Do It Yourself LSTM with TensorFlow

After reading the great post Understanding LStM Networks by Christopher Olah, I was curious how an actual implementation would look like in TensorFlow, without using its built-in nn.rnn_cell.LSTMCell.

Below you'll find an implementation explained with Christopher Olah's words and illustrations. If you haven't already you might want to go to the original and read the whole post to understand what LSTMs are and how they are working in general before diving into details here.

Keep in mind that this is probaly nothing you'll want to use in some real world scenario, since you'll achieve better results with TensorFlow's own LSTM and RNN implementations (if you're interested in that, checkout another notebook I've made). This post is intended for educational purposes only, if you want, like me, to learn how a LSTM is working

You can download this post as a Jupyter playbook from the GitHub repo.

1. Example Usecase

Let's say I'm showing you different combinations of the signs +, -, 0 and I, end tell you for every sequence the resulting sum:

  • +++3
  • ---2
  • +---1
  • 00+1
  • I+-1
  • --1
  • I0-1
  • -I---1
  • ...

You'd probaly get pretty quickly that + means "plus 1", - means "minus 1", 0 means "do nothing" and I inverts the meaning of following characters.

As soon as you identify these meanings I could give you arbitrarily long sequences, one sign at a time, and you were able to tell me the current sum at each step.
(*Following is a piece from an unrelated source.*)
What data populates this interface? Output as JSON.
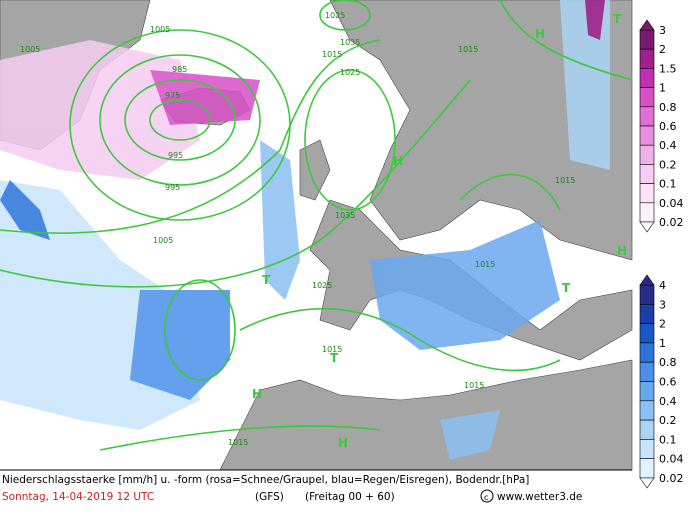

But playing this with humans gets boring for everyone involved pretty quickly and would miss the point of this post, so let's rather take this as an example use case for our LSTM endeavour: Our goal is to build a LSTM with TensorFlow, get it to understand the meaning of those signs and enable it to calculate the sum at each step in an arbitrarily chosen sequences.

2. The Data

I built a simple script that generates all possible combinations of +, -, 0 and I. To keep it simple we'll use a sequence length of 6, which will result in 6^4 = 4096 combinations. Those combinations get shuffled by the data generator, but since I fixed the seed of the randomizer, it will always generate them in the same "random" order.

import numpy as np
from pprint import pprint
import datetime

import data_generator

sequence_length = 6

reference_input_data, reference_output_data = data_generator.getSequences(sequence_length)

# data_generator.getSequences(sequence_length) generates all possible combinations of
# the characters '+-0I', so for a sequence length of 6 characters there are a
# a total of 4^6 = 4096 possible combinations. Some Examples:
# '+-+-+-' = 0
# '------' = -6
# '0++000' = 2
# 'I++000' = -2

print('Those sequences are encoded: Every character is representated by a vector, \n\
      so the actual return value from data_generator.getSequences looks like this:')
pprint(reference_input_data[0])

print('There is a helper to decode that again:')
pprint(data_generator.decodeSequence(reference_input_data[0]))

print('The solution for that sequence is:')
print(reference_output_data[0])

instruction_count = np.array(reference_input_data).shape[2]

This gets us:

    Those sequences are encoded: Every character is representated by a vector,
          so the actual return value from data_generator.getSequences looks like this:
    array([[0, 0, 0],
           [1, 0, 0],
           [0, 0, 1],
           [0, 0, 0],
           [0, 0, 0],
           [0, 0, 0]])
    There is a helper to decode that again:
    '0+I000'
    The solution for that sequence is:
    1

Since it would be too easy for our network to learn by looking at all examples and we also want to prevent overfitting, we only take a subset (one fourth) for the actual training. The network should be able to deal with a much smaller training set, but then it needed more training iterations.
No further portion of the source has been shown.